FAMILY STORIES ON FIRE
Fire 1)
Story Grandma Denise, 1906 Earthquake
My Grandma excitedly told me that she had something in the basement to show me. She unearthed a box of China plates that came from John’s store, and I asked her why they were so dirty. “It’s ash chicky!” my Grandmother said with enthusiasm, and she held the soot-tinged plate to my nose and instructed me to inhale the smell of the 1906 Fire. This story inspired me as a child about both history and the transformative effects of fire. It was significant as a family story.
Our lack of records for my ancestor John Dwyer, who immigrated from Ireland to the West Coast, was said to be because of the 1906 Earthquake and subsequent fire. My Grandmother always told me all our family records were burned with John’s store in San Francisco. This also reinforces for me the importance of oral traditions and stories in families. My Grandmother always shared family stories with me and I try to share these same stories with my younger cousins to carry on the tradition.
Fire 2)
Interview with Aunt Linnea
Linnea shared her recollections of September 11 2001 and what it was like to witness the World Trade Center attacks from her job in Manhattan and later near her home in Brooklyn.
“I was walking through Prospect Park and there was cinders, you know like paper, like scraps of burned paper that was floating through the air. That was really surreal. You know, like you were living in a movie. Like an extra in a movie.”

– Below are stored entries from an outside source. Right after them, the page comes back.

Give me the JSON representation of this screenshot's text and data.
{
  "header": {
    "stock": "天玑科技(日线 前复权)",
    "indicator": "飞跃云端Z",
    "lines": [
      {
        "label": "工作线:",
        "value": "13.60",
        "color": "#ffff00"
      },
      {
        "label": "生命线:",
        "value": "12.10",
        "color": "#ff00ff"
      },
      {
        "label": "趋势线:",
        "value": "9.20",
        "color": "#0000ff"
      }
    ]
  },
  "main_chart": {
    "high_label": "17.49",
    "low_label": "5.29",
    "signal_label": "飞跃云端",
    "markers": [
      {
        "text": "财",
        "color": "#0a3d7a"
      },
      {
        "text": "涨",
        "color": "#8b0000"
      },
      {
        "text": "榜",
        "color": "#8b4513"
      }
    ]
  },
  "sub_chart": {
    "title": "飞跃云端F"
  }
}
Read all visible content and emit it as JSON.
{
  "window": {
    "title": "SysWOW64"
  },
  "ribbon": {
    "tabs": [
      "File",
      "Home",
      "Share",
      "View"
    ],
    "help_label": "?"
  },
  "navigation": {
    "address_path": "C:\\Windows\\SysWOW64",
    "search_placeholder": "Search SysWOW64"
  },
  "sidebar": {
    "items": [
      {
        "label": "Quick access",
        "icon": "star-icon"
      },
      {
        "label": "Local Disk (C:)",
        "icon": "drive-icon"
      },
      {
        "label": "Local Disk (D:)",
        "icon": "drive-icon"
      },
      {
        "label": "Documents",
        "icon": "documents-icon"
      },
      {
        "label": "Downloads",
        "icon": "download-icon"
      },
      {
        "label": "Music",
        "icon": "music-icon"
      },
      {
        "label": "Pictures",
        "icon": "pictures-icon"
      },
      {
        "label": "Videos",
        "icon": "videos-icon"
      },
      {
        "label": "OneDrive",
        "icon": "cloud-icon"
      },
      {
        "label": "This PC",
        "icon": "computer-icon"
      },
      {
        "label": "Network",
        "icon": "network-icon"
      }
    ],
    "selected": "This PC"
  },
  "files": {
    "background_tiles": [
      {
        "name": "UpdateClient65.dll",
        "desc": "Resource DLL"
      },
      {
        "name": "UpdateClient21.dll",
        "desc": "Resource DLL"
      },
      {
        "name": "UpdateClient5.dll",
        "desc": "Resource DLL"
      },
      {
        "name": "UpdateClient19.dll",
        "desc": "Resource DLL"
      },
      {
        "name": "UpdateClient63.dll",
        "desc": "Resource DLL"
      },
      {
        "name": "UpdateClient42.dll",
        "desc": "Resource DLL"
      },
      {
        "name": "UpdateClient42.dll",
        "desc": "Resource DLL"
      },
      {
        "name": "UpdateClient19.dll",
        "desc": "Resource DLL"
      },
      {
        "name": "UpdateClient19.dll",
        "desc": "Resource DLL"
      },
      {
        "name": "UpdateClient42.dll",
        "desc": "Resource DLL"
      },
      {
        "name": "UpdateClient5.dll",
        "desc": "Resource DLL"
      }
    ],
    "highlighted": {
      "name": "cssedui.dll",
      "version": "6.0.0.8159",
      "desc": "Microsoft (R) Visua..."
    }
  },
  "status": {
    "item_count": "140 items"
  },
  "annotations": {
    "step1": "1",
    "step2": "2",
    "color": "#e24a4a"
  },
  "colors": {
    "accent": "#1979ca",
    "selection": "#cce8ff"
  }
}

Linnea also talked about “how poorly US citizens and our government responded to the attack”. She describes the “era of atrocities” and how it felt to her to know that her country was committing these acts of great evil around the world. Linnea talked about protests at that time, that “Still, going out and saying that I disagree with this publicly, but it felt so...[ineffective].” We discussed our complicated feelings around 9/11, on one hand seeing the value in these firsthand accounts of major historical events, while on the other hand acknowledging how this event was used as a catalyst for decades of racist laws being enacted that violated basic privacy and constitutional rights and long and horrendous wars in Iraq and Afghanistan. Linnea says seriously that, “We are conveniently forgetting, our own history.”
The audio from this video was used in the videos Coven and Pledge Allegiance. Quotes included, “Everything, like the emergency vehicles, and the you-know. The sound of the towers going down was so...big...that you know it drowned out anything that I could hear in my immediate.” This interview did not directly support my thesis question but added to the sources about fire as a transformative element.